Taken together, these results demonstrate that patient-specific iPSC technology can not only provide a useful disease model to elucidate the role of RUNX2 in osteoblastic differentiation but also raises the tantalizing prospect that reverted iPSCs might provide a practical medical treatment for CCD.
runt 相关转录因子 2(RUNX2)杂合子不足会导致颅锁骨发育不全(CCD),其特征是额外的牙齿、身材矮小、锁骨发育不良和骨质疏松症。目前,除了药物治疗外,还进行间充质干细胞(MSC)移植治疗作为骨质疏松症的治疗策略。然而,由于 RUNX2 功能受损导致 MSC 分化为成骨细胞的能力降低,CCD 患者的 MSC 为基础的骨质疏松症治疗变得困难。在这里,我们研究了是否可以通过修复 CCD 患者来源的诱导多能干细胞(iPSC)中的 RUNX2 突变来建立正常的 iPSC,使 iPSC 适当分化为成骨细胞,以及是否适当反转的 iPSC 衍生的成骨细胞的植入会导致免疫缺陷大鼠颅盖骨骨缺损模型中更好的再生。
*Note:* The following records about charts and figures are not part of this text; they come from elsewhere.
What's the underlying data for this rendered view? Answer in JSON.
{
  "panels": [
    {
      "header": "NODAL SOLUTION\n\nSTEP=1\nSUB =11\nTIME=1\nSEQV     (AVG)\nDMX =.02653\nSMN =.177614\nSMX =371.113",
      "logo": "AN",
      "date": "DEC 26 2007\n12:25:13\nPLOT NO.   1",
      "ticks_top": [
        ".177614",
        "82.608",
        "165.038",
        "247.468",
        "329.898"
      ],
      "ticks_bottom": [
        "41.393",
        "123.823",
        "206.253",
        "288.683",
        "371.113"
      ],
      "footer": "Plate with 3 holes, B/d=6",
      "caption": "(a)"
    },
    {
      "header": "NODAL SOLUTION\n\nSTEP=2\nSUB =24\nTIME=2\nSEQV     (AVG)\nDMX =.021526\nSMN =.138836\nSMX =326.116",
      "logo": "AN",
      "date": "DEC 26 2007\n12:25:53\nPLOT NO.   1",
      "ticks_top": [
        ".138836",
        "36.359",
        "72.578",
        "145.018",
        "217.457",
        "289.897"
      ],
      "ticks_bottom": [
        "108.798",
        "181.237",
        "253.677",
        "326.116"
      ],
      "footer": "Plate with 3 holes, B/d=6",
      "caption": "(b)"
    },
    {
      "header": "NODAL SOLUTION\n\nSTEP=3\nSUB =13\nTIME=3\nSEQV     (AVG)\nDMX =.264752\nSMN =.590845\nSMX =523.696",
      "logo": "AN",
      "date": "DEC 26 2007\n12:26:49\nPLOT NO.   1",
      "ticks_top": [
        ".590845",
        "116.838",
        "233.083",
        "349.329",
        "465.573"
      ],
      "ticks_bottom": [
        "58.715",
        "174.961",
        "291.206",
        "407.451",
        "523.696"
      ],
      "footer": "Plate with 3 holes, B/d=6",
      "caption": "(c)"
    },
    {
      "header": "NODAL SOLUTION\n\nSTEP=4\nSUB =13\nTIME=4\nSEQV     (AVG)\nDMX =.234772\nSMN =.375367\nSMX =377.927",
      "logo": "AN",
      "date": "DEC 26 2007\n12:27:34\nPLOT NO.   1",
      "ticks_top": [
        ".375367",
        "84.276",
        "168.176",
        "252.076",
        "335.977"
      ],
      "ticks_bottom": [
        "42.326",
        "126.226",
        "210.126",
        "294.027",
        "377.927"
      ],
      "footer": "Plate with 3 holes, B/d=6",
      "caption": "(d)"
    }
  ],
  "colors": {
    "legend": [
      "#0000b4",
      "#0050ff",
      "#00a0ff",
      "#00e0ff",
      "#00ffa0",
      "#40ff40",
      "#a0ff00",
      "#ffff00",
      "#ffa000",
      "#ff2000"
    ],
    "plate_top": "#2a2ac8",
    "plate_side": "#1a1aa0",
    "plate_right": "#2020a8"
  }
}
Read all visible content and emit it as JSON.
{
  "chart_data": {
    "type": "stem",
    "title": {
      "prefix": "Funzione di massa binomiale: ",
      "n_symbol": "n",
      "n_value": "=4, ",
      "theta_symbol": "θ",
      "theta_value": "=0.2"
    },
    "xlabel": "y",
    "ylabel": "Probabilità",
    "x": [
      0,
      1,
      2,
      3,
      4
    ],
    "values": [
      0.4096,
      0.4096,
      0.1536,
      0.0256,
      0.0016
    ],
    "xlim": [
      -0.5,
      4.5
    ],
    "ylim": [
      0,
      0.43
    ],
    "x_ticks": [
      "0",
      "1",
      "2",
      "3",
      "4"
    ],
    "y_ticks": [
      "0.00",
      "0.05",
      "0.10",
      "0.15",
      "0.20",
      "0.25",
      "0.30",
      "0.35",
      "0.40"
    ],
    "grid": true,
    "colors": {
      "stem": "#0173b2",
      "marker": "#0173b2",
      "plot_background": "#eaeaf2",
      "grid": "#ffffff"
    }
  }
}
使用逆转录病毒载体(OCT3/4、SOX2、KLF4 和 c-MYC)或 Sendai 病毒 SeVdp 载体(KOSM302L)生成了两例 CCD 患者来源的诱导多能干细胞(CCD-iPSC)。使用可编程核酸酶、成簇的规律间隔的短回文重复序列(CRISPR)/Cas 衍生的 RNA 指导的内切酶建立了纠正 CCD-iPSC 突变的重排 iPSC。使用定量逆转录酶聚合酶链反应分析成骨细胞特异性标志物的 mRNA 表达。将 iPSC 衍生的成骨细胞移植到大鼠颅盖骨骨缺损中,并使用微计算机断层扫描分析和组织学分析评估骨再生。
突变分析表明,两者都包含无意义突变:一个在 exon1 的起始处,另一个在核基质靶向信号的起始处。源自 CCD-iPSC(CCD-OBs)的成骨细胞表达几种成骨细胞分化标志物的水平较低,将这些成骨细胞移植到严重联合免疫缺陷大鼠的颅盖骨骨缺损中,显示出较差的再生。然而,重排 iPSC 改善了异常的成骨细胞分化,从而使这些成骨细胞更好地植入大鼠颅盖骨骨缺损中。
总之,这些结果表明,患者特异性 iPSC 技术不仅可以提供一个有用的疾病模型来阐明 RUNX2 在成骨细胞分化中的作用,而且还提出了一个诱人的前景,即重排 iPSC 可能为 CCD 提供一种实用的医学治疗方法。